La proposition va bien au-delà de ce qui a été discuté ou soumis à consultation.

Camille Thommes, directeur général de l’Alfi

Cette proposition qui «pêche par excès et par précipitation», ni l’Alfi ni le gouvernement luxembourgeois ne l’avaient vue venir. Tout simplement parce qu’elle ne figurait pas dans les «opinions» publiées par l’Esma — quatre documents en tout entre juillet et mi-août —, qui se concentraient principalement sur la relocalisation possible des activités basées au Royaume-Uni vers l’UE. «La proposition va bien au-delà de ce qui a été discuté ou soumis à consultation», insiste M. Thommes.
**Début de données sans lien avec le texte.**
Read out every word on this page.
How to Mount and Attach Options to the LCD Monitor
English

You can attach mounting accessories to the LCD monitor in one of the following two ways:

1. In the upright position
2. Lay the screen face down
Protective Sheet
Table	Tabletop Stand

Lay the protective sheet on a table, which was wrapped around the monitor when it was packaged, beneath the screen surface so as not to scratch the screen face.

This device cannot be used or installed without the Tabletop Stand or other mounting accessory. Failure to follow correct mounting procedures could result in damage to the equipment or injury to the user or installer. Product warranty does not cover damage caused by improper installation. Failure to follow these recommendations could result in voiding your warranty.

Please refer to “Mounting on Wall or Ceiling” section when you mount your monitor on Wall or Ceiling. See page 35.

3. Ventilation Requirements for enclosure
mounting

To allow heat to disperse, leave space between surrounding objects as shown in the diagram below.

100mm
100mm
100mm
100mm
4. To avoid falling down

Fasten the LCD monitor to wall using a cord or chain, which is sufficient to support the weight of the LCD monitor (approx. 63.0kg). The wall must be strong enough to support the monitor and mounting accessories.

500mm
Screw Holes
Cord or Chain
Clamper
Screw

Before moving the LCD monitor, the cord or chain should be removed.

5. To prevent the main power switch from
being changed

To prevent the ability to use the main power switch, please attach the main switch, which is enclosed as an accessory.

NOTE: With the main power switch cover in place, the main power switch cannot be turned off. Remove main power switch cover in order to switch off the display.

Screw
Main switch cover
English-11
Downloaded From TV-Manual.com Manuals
Et la volonté d’éviter que cette relocalisation ne donne lieu à des «coquilles vides» — ce sur quoi les autorités de surveillance ont fait preuve de vigilance ces derniers mois — n’explique pas en totalité ce qu’on pourrait qualifier de fuite en avant. Y aurait-il derrière tout cela la main d’un grand pays européen, possiblement celui qui accueille l’Esma? Le Luxembourg, champion des fonds et premier touché si un tel règlement était finalement adopté, est-il singulièrement visé?